Seperti dapat dilihat, Apple memiliki korelasi harga yang lebih tinggi dengan Dow (kiri bawah 0,76) daripada korelasi kembali (kanan atas 0,66). Apa yang bisa kita pelajari dari itu? Tidak banyak. Google memiliki korelasi harga negatif dengan Apple (-0,28) dan Dow (-0,27). Sekali lagi, tidak banyak yang bisa dipelajari dari itu.
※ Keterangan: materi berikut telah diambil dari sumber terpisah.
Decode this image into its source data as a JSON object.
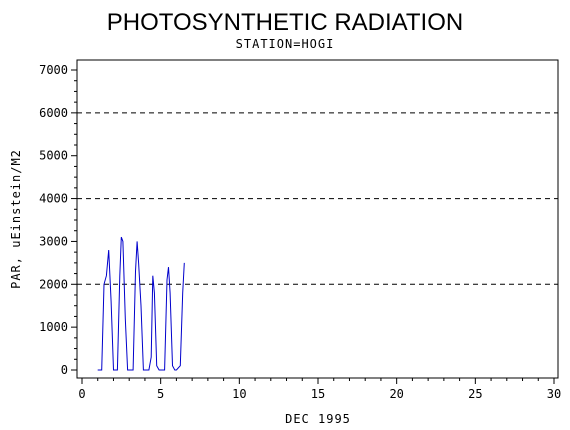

Namun, korelasi pengembalian memberi tahu kami bahwa Apple dan Google keduanya memiliki korelasi yang cukup tinggi dengan Dow (masing-masing 0,66 dan 0,53). Itu memberi tahu kita sesuatu tentang pergerakan bersama (perubahan harga) aset dalam portofolio. Itu informasi yang berguna.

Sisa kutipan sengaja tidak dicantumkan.